SYNOPSIS : La fille a une vingtaine d’années, elle est issue d’un milieu bourgeois. Elle cherche à donner un peu de lumière et de légèreté à sa vie, qu’elle voit comme très insuffisante et inutile. Sans l’intensité qui lui est nécessaire. Elle décide de donner son amour. Pas au plus séduisant, ni au plus méritant ou au plus admirable, non, ceux-là n’ont pas besoin d’elle, elle donnera son amour au « premier venu ».



LE PREMIER VENU

Rencontrer, mourir un peu, puis renaître

Un parti pris : l’authenticité. Tenter de capter le « vrai ». L’intention est flagrante d’entrée de jeu : le récit s’ancre sous le ciel laiteux de la Normandie ; nous voyons, durant les premières minutes, un parking, une route, un petit appartement. Grisaille et banalité. De surcroît, les acteurs sont tous non-professionnels.

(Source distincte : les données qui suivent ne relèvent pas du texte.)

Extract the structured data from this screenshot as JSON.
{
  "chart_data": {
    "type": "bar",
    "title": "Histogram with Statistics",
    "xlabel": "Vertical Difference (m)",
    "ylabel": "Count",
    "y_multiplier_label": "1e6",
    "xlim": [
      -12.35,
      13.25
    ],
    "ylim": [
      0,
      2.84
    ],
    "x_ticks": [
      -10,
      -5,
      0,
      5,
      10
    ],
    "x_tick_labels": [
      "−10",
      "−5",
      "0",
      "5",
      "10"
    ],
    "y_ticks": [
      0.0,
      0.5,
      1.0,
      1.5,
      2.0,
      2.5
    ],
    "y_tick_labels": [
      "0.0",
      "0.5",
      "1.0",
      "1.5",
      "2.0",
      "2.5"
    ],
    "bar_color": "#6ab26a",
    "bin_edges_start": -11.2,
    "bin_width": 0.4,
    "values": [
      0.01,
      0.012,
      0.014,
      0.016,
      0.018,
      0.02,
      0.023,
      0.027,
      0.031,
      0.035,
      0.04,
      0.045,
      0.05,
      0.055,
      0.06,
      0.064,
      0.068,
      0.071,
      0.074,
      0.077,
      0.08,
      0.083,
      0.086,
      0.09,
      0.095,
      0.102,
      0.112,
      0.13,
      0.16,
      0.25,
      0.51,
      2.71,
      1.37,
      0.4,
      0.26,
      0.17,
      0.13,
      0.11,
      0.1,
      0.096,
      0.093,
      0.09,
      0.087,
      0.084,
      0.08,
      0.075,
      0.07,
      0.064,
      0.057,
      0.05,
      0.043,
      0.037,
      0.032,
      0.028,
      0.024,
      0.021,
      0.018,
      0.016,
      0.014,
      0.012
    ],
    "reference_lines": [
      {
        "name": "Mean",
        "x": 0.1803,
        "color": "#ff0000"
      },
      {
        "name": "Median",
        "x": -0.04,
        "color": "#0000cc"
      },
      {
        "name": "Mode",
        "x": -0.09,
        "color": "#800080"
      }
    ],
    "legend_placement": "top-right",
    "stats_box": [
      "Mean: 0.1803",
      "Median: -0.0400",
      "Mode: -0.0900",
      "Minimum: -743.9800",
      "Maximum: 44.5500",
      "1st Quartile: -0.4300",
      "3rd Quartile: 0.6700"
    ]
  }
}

Les situations et les dialogues se veulent authentiques, même si les passages trop écrits abondent. Au lieu des banalités ou des silences attendus, saillent alors des réflexions un rien trop théoriques, par exemple sur la succession des verbes conjugués dans le Bescherelle. En l’occurrence : être, avoir, être aimé, se méfier, puis aimer. Curieuse référence. Comme si la psychologie des personnages et le déroulement de l’intrigue étaient subordonnés à des principes grammaticaux.

Naturel et artifices.

De fait, le souci affiché d’authenticité n’empêche pas Jacques Doillon de se référer amplement à Eric Rohmer, le cinéaste de l’artifice verbal et du jeu de cache-cache sentimental (Pauline à la Plage, Conte d’été...). Durant la première heure du film, on pourrait se croire dans un nouveau Rohmer qui, sans oublier de sacrifier aux jeux de l’amour et du hasard, se serait essayé à une veine naturaliste, teintée d’une touche presque misérabiliste. Notons que cette façon de filmer le désarroi et d’effleurer les limites du sordide, jointe au recours à des non-professionnels, peut aussi faire songer à Maurice Pialat (Passe ton bac d’abord, A nos amours…).